Colorado businessman Doug Robinson announced Tuesday that he’s aiming to petition onto the GOP gubernatorial primary ballot, joining fellow Republican candidate-for-governor Victor Mitchell in trying to secure 1,500 Republican signatures from each of Colorado’s seven Congressional districts.

In an email to supporters, Mitchell asked for help:

“Would you be willing to help us by carrying a petition and gathering signatures from your fellow Republicans? “If so, you can sign up to help here,” he wrote.

If you click through, you find yourself looking at a job offer for the position of “petition circulator,” paying “$20/hr  + additional compensation if you are willing to become a notary.”

In deciding to gather signatures to access the primary ballot, Robinson, who is Mitt Romney’s nephew, is choosing not to subject himself to a vote of Republican activists at the GOP General Assembly meeting in April. In recent elections, GOP assemblies, in particular, have been dominated by anti-establishment delegates.

In this case, Robinson is also sidestepping competition and conflict with Republicans who will be on the ballot at the assembly: Former Co-Chair of the Colorado Trump Campaign, Steve Barlock, Larimer County Commissioner Lew Gaiter, Former Parker mayor Greg Lopez, and former Congressman Tom Tancredo.

At the assembly, a candidate must get 30 percent of the vote to advance to the primary, and those with less than 10 percent are eliminated from the race entirely, even if they gather enough petitions to qualify for the primary ballot.

Hence, it’s safer to petition on the primary ballot, if you have the $250,000 or so dollars it apparently requires to do so, say campaign strategists.

But there are downsides to the petition process, even if you have the money.

You may earn less respect from grassroots activists in your party, losing votes in the primary and campaign volunteers.

And your absence may allow your competitors to reach the 30 percent threshold easier, because you won’t be taking votes from them.

These complicating factors may explain why GOP gubernatorial candidates Walker Stapleton and Cynthia Coffman have yet to announce if they’ll attempt to qualify for the primary ballot via petition, signatures, or both. They may be waiting to see what move their competitors make.
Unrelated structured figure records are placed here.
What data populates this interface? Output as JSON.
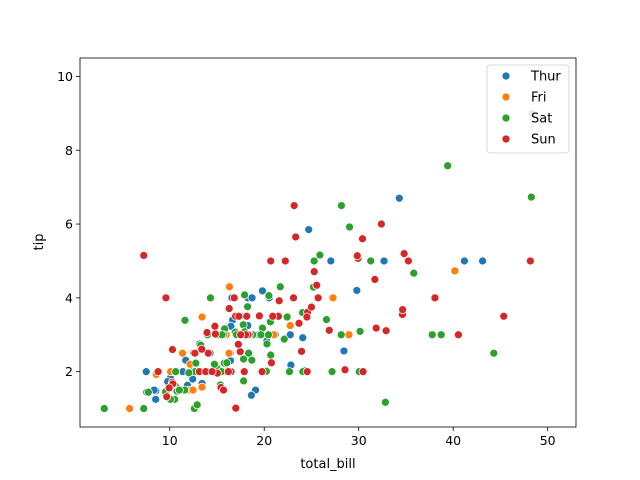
{
  "chart_data": {
    "type": "scatter",
    "xlabel": "total_bill",
    "ylabel": "tip",
    "xlim": [
      0.5,
      53
    ],
    "ylim": [
      0.5,
      10.5
    ],
    "xticks": [
      10,
      20,
      30,
      40,
      50
    ],
    "yticks": [
      2,
      4,
      6,
      8,
      10
    ],
    "grid": false,
    "legend_position": "top-right",
    "series": [
      {
        "name": "Thur",
        "color": "#1f77b4",
        "points": [
          [
            27.2,
            4.0
          ],
          [
            22.76,
            3.0
          ],
          [
            17.29,
            2.71
          ],
          [
            19.44,
            3.0
          ],
          [
            16.66,
            3.4
          ],
          [
            10.07,
            1.83
          ],
          [
            32.68,
            5.0
          ],
          [
            15.98,
            2.03
          ],
          [
            34.83,
            5.17
          ],
          [
            13.03,
            2.0
          ],
          [
            18.28,
            4.0
          ],
          [
            24.71,
            5.85
          ],
          [
            21.16,
            3.0
          ],
          [
            10.65,
            1.5
          ],
          [
            12.43,
            1.8
          ],
          [
            24.08,
            2.92
          ],
          [
            11.69,
            2.31
          ],
          [
            13.42,
            1.68
          ],
          [
            14.26,
            2.5
          ],
          [
            15.95,
            2.0
          ],
          [
            12.48,
            2.52
          ],
          [
            29.8,
            4.2
          ],
          [
            8.52,
            1.48
          ],
          [
            14.52,
            2.0
          ],
          [
            11.38,
            2.0
          ],
          [
            22.82,
            2.18
          ],
          [
            19.08,
            1.5
          ],
          [
            20.27,
            2.83
          ],
          [
            11.17,
            1.5
          ],
          [
            12.26,
            2.0
          ],
          [
            18.26,
            3.25
          ],
          [
            8.51,
            1.25
          ],
          [
            10.33,
            2.0
          ],
          [
            14.15,
            2.0
          ],
          [
            16.0,
            2.0
          ],
          [
            13.16,
            2.75
          ],
          [
            17.47,
            3.5
          ],
          [
            34.3,
            6.7
          ],
          [
            41.19,
            5.0
          ],
          [
            27.05,
            5.0
          ],
          [
            16.43,
            2.3
          ],
          [
            8.35,
            1.5
          ],
          [
            18.64,
            1.36
          ],
          [
            11.87,
            1.63
          ],
          [
            9.78,
            1.73
          ],
          [
            7.51,
            2.0
          ],
          [
            19.81,
            4.19
          ],
          [
            28.44,
            2.56
          ],
          [
            15.48,
            2.02
          ],
          [
            16.58,
            4.0
          ],
          [
            7.56,
            1.44
          ],
          [
            10.34,
            2.0
          ],
          [
            43.11,
            5.0
          ],
          [
            13.0,
            2.0
          ],
          [
            13.51,
            2.0
          ],
          [
            18.71,
            4.0
          ],
          [
            12.74,
            2.01
          ],
          [
            13.0,
            2.0
          ],
          [
            16.4,
            2.5
          ],
          [
            20.53,
            4.0
          ],
          [
            16.47,
            3.23
          ],
          [
            18.29,
            3.76
          ]
        ]
      },
      {
        "name": "Fri",
        "color": "#ff7f0e",
        "points": [
          [
            28.97,
            3.0
          ],
          [
            22.49,
            3.5
          ],
          [
            5.75,
            1.0
          ],
          [
            16.32,
            4.3
          ],
          [
            22.75,
            3.25
          ],
          [
            40.17,
            4.73
          ],
          [
            27.28,
            4.0
          ],
          [
            12.03,
            1.5
          ],
          [
            21.01,
            3.0
          ],
          [
            12.46,
            1.5
          ],
          [
            11.35,
            2.5
          ],
          [
            15.38,
            3.0
          ],
          [
            12.16,
            2.2
          ],
          [
            13.42,
            3.48
          ],
          [
            8.58,
            1.92
          ],
          [
            15.98,
            3.0
          ],
          [
            13.42,
            1.58
          ],
          [
            16.27,
            2.5
          ],
          [
            10.09,
            2.0
          ]
        ]
      },
      {
        "name": "Sat",
        "color": "#2ca02c",
        "points": [
          [
            20.65,
            3.35
          ],
          [
            17.92,
            4.08
          ],
          [
            20.29,
            2.75
          ],
          [
            15.77,
            2.23
          ],
          [
            39.42,
            7.58
          ],
          [
            19.82,
            3.18
          ],
          [
            17.81,
            2.34
          ],
          [
            13.37,
            2.0
          ],
          [
            12.69,
            2.0
          ],
          [
            21.7,
            4.3
          ],
          [
            19.65,
            3.0
          ],
          [
            9.55,
            1.45
          ],
          [
            18.35,
            2.5
          ],
          [
            15.06,
            3.0
          ],
          [
            20.69,
            2.45
          ],
          [
            17.78,
            3.27
          ],
          [
            24.06,
            3.6
          ],
          [
            16.31,
            2.0
          ],
          [
            16.93,
            3.07
          ],
          [
            18.69,
            2.31
          ],
          [
            31.27,
            5.0
          ],
          [
            16.04,
            2.24
          ],
          [
            3.07,
            1.0
          ],
          [
            20.23,
            2.01
          ],
          [
            15.01,
            2.09
          ],
          [
            12.02,
            1.97
          ],
          [
            17.07,
            3.0
          ],
          [
            26.86,
            3.14
          ],
          [
            25.28,
            5.0
          ],
          [
            14.73,
            2.2
          ],
          [
            10.51,
            1.25
          ],
          [
            17.92,
            3.08
          ],
          [
            44.3,
            2.5
          ],
          [
            22.42,
            3.48
          ],
          [
            15.36,
            1.64
          ],
          [
            20.49,
            4.06
          ],
          [
            25.21,
            4.29
          ],
          [
            18.24,
            3.76
          ],
          [
            14.31,
            4.0
          ],
          [
            14.0,
            3.0
          ],
          [
            7.25,
            1.0
          ],
          [
            10.59,
            1.61
          ],
          [
            10.63,
            2.0
          ],
          [
            50.81,
            10.0
          ],
          [
            15.81,
            3.16
          ],
          [
            26.59,
            3.41
          ],
          [
            38.73,
            3.0
          ],
          [
            24.27,
            2.03
          ],
          [
            12.76,
            2.23
          ],
          [
            30.06,
            2.0
          ],
          [
            25.89,
            5.16
          ],
          [
            48.33,
            9.0
          ],
          [
            28.15,
            3.0
          ],
          [
            11.59,
            1.5
          ],
          [
            7.74,
            1.44
          ],
          [
            30.14,
            3.09
          ],
          [
            20.45,
            3.0
          ],
          [
            13.28,
            2.72
          ],
          [
            22.12,
            2.88
          ],
          [
            24.01,
            2.0
          ],
          [
            15.69,
            3.0
          ],
          [
            11.61,
            3.39
          ],
          [
            10.77,
            1.47
          ],
          [
            15.53,
            3.0
          ],
          [
            10.07,
            1.25
          ],
          [
            12.6,
            1.0
          ],
          [
            32.83,
            1.17
          ],
          [
            35.83,
            4.67
          ],
          [
            29.03,
            5.92
          ],
          [
            27.18,
            2.0
          ],
          [
            22.67,
            2.0
          ],
          [
            17.82,
            1.75
          ],
          [
            28.17,
            6.5
          ],
          [
            12.9,
            1.1
          ],
          [
            26.88,
            3.12
          ],
          [
            15.48,
            2.0
          ],
          [
            11.02,
            1.5
          ],
          [
            17.51,
            3.0
          ],
          [
            48.27,
            6.73
          ],
          [
            37.78,
            3.0
          ],
          [
            24.1,
            2.0
          ],
          [
            18.78,
            3.0
          ],
          [
            9.94,
            1.56
          ],
          [
            25.56,
            4.34
          ]
        ]
      },
      {
        "name": "Sun",
        "color": "#d62728",
        "points": [
          [
            16.99,
            1.01
          ],
          [
            10.34,
            1.66
          ],
          [
            21.01,
            3.5
          ],
          [
            23.68,
            3.31
          ],
          [
            24.59,
            3.61
          ],
          [
            25.29,
            4.71
          ],
          [
            8.77,
            2.0
          ],
          [
            26.88,
            3.12
          ],
          [
            15.04,
            1.96
          ],
          [
            14.78,
            3.23
          ],
          [
            10.27,
            1.71
          ],
          [
            35.26,
            5.0
          ],
          [
            15.42,
            1.57
          ],
          [
            18.43,
            3.0
          ],
          [
            14.83,
            3.02
          ],
          [
            21.58,
            3.92
          ],
          [
            10.33,
            1.67
          ],
          [
            16.29,
            3.71
          ],
          [
            16.97,
            3.5
          ],
          [
            17.46,
            2.54
          ],
          [
            13.94,
            3.06
          ],
          [
            9.68,
            1.32
          ],
          [
            30.4,
            5.6
          ],
          [
            18.29,
            3.0
          ],
          [
            22.23,
            5.0
          ],
          [
            32.4,
            6.0
          ],
          [
            28.55,
            2.05
          ],
          [
            18.04,
            3.0
          ],
          [
            12.54,
            2.5
          ],
          [
            10.29,
            2.6
          ],
          [
            34.81,
            5.2
          ],
          [
            9.94,
            1.56
          ],
          [
            25.56,
            4.34
          ],
          [
            19.49,
            3.51
          ],
          [
            38.07,
            4.0
          ],
          [
            23.95,
            2.55
          ],
          [
            25.71,
            4.0
          ],
          [
            17.31,
            3.5
          ],
          [
            29.93,
            5.07
          ],
          [
            14.07,
            2.5
          ],
          [
            13.13,
            2.0
          ],
          [
            17.26,
            2.74
          ],
          [
            24.55,
            2.0
          ],
          [
            19.77,
            2.0
          ],
          [
            29.85,
            5.14
          ],
          [
            48.17,
            5.0
          ],
          [
            25.0,
            3.75
          ],
          [
            13.39,
            2.61
          ],
          [
            16.49,
            2.0
          ],
          [
            21.5,
            3.5
          ],
          [
            12.66,
            2.5
          ],
          [
            16.21,
            2.0
          ],
          [
            13.81,
            2.0
          ],
          [
            17.51,
            3.0
          ],
          [
            24.52,
            3.48
          ],
          [
            20.76,
            2.24
          ],
          [
            31.71,
            4.5
          ],
          [
            9.6,
            4.0
          ],
          [
            34.63,
            3.55
          ],
          [
            34.65,
            3.68
          ],
          [
            23.33,
            5.65
          ],
          [
            45.35,
            3.5
          ],
          [
            23.17,
            6.5
          ],
          [
            40.55,
            3.0
          ],
          [
            20.69,
            5.0
          ],
          [
            20.9,
            3.5
          ],
          [
            30.46,
            2.0
          ],
          [
            18.15,
            3.5
          ],
          [
            23.1,
            4.0
          ],
          [
            15.69,
            1.5
          ],
          [
            7.25,
            5.15
          ],
          [
            31.85,
            3.18
          ],
          [
            16.82,
            4.0
          ],
          [
            32.9,
            3.11
          ],
          [
            17.89,
            2.0
          ],
          [
            14.48,
            2.0
          ]
        ]
      }
    ]
  }
}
As for the petition process itself, just finding enough people to gather signatures can be “really tough,” says Democratic campaign strategist Steve Welchert.

This may explain why the job description for petition circulators for Robinson reads, “We believe in second chances and will consider all qualified applicants” (though a background check is required).

It can be hard to find eligible voters to sign petitions, given the rule that only voters “who
have not signed any other petition for any other candidate for the same office may sign the petition.”

Robinson’s job description for the signature-gatherer position is located on the website of “The Signature Gathering Co,” which is also being used by Brian Watson, who’s running for state treasurer. The signature firm was apparently founded in Oregon, where it’s worked previously, and incorporated here late last year.

Democrats are also vying to gain access to the primary ballot as well, via petition, caucus, or both.